Too many hunters are selecting scopes magnification highs between 14 and 20. As most deer hunting occurs at 100-400 yards, that type of scope would leave you blind and looking at a blurry spot. The best bet is to choose one from 3 to 9. For deer hunting, less is more.

It’s important to know what kind of hunting you’ll do, and choose a scope accordingly.

Reading the Numbers

Understanding the numbers written on the scope is essential to choosing the right one for you. Going with our previous example, the number you would see might be 3-9x40.

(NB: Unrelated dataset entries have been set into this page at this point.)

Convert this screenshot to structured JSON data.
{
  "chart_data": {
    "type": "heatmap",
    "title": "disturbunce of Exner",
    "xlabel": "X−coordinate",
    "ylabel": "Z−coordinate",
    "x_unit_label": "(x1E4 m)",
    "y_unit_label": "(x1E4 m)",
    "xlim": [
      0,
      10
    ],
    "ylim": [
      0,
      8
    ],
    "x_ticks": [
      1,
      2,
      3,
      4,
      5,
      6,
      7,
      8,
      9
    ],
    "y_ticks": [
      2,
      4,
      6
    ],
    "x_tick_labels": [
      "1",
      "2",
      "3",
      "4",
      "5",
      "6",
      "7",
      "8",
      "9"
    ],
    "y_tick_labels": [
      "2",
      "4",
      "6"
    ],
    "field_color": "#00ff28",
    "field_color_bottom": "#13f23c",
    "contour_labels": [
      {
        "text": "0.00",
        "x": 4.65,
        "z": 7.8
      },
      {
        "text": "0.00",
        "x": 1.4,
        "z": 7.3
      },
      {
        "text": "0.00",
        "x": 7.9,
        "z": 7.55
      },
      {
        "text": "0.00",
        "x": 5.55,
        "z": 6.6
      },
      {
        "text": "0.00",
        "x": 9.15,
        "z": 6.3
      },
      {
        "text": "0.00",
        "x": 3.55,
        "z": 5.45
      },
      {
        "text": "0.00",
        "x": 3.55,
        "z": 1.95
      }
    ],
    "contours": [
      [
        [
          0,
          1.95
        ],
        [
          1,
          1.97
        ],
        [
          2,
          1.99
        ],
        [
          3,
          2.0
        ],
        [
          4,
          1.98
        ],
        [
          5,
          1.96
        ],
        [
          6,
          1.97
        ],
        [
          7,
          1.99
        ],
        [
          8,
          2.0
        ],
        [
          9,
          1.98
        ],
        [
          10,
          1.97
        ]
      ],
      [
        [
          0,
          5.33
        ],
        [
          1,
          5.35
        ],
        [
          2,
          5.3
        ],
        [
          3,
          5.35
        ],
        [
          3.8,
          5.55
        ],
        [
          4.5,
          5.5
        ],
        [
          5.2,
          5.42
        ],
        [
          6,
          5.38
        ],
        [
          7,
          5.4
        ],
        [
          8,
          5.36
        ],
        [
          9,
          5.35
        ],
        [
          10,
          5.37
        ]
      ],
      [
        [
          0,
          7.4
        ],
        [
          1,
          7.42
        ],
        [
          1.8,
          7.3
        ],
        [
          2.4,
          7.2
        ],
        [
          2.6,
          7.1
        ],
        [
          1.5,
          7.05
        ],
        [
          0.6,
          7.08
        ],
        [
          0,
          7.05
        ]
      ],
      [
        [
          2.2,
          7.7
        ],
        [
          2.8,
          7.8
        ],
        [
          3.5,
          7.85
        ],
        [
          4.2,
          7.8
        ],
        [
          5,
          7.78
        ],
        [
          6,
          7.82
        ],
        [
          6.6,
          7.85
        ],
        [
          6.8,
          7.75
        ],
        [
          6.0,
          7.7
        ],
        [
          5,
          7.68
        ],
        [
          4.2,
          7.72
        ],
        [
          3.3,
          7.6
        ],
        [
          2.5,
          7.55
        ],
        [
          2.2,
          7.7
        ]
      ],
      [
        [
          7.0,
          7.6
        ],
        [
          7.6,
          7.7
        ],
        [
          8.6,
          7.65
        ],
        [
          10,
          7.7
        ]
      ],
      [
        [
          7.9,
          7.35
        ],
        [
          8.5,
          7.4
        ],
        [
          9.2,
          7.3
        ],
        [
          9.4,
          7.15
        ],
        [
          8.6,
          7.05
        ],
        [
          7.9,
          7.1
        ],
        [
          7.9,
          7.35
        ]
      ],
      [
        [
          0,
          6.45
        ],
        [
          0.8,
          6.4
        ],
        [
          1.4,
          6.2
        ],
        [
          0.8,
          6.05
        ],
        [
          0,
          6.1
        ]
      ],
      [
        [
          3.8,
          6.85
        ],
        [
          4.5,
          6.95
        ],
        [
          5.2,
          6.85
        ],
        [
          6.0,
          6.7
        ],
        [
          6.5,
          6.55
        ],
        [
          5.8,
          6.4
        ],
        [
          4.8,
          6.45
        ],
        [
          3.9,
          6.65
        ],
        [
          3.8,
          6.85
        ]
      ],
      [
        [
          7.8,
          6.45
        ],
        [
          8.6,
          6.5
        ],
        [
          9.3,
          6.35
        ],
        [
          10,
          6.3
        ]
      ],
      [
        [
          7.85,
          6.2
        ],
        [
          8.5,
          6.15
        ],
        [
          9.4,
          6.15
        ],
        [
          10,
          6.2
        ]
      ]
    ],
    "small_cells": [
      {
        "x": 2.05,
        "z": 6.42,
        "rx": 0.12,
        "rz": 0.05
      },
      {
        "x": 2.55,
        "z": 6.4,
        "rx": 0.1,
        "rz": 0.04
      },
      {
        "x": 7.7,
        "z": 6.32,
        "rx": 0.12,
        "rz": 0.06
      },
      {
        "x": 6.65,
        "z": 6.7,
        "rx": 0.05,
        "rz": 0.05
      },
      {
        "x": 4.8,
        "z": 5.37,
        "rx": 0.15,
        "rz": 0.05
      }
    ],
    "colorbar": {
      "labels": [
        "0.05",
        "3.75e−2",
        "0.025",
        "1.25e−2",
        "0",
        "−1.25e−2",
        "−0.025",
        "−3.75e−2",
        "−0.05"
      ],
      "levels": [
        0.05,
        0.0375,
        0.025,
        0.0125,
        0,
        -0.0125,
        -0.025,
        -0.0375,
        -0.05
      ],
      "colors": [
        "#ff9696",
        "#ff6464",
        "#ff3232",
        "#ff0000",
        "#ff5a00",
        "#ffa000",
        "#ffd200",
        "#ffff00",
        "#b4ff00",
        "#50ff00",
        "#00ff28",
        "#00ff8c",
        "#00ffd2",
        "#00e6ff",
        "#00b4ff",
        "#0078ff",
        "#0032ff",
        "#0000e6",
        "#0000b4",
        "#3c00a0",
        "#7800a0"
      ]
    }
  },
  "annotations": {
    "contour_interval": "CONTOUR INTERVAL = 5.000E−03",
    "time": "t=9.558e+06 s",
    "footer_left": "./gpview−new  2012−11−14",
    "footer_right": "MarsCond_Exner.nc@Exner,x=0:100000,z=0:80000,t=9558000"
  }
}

Three is the lowest number of magnification, meaning objects appear 3 times closer than they really are. Nine is the highest number and means they’re magnified 9 times. Forty is the diameter of the objective lens (the end furthest from you) in millimeters.

Objective Lens

The objective lens is the further end of the scope and is the one that lets in the light. The larger the lens, the more light you get. A larger lens also means a heavier scope, so if you’re planning on walking distances to get to your hunting grounds, you’ll need to take that into consideration.

Eye Relief

Eye relief is the term used to describe the distance between you and your scope. This is important because if you don’t have enough eye relief, you run the risk of hitting yourself on the recoil. A length between 3 and 4 inches is standard, though you can find some longer.

The important thing is that the scope is mounted, so you’re comfortable. You should never have it mounted in a way that requires you to move your head.

Reticles

There are 9 main types of reticles, and the type you select will hinge on personal preference more than function. The BDC, or Bullet Drop Compensation, the reticle is designed for those who prefer to shoot long distances and lends itself to changing those distances frequently. Another, the mildot, is more commonly used as a sniper’s reticle and requires numerous calculations for an accurate shot.

The most common ones you’re likely to be looking at are Duplex reticles, the German # reticle, and the Original, with simple crosshairs marking the center. When looking, ask if you can try a variety out to see which you would prefer.

Coating for Lenses

Coatings can reduce glare, and allow more light to filter through the scope. They can also protect the lenses from scratches and damage, giving your scope longer life

Some types of coatings, such as hydrophilic ones, can shed water from the glass. While most scopes come with at least one layer of coating on a single lens, you should check that it’s sufficient for your needs.

Don’t forget to shop around. If you look to buy a hunting rifle scope online, once you’ve narrowed it down, head instore and finish the inspection in person.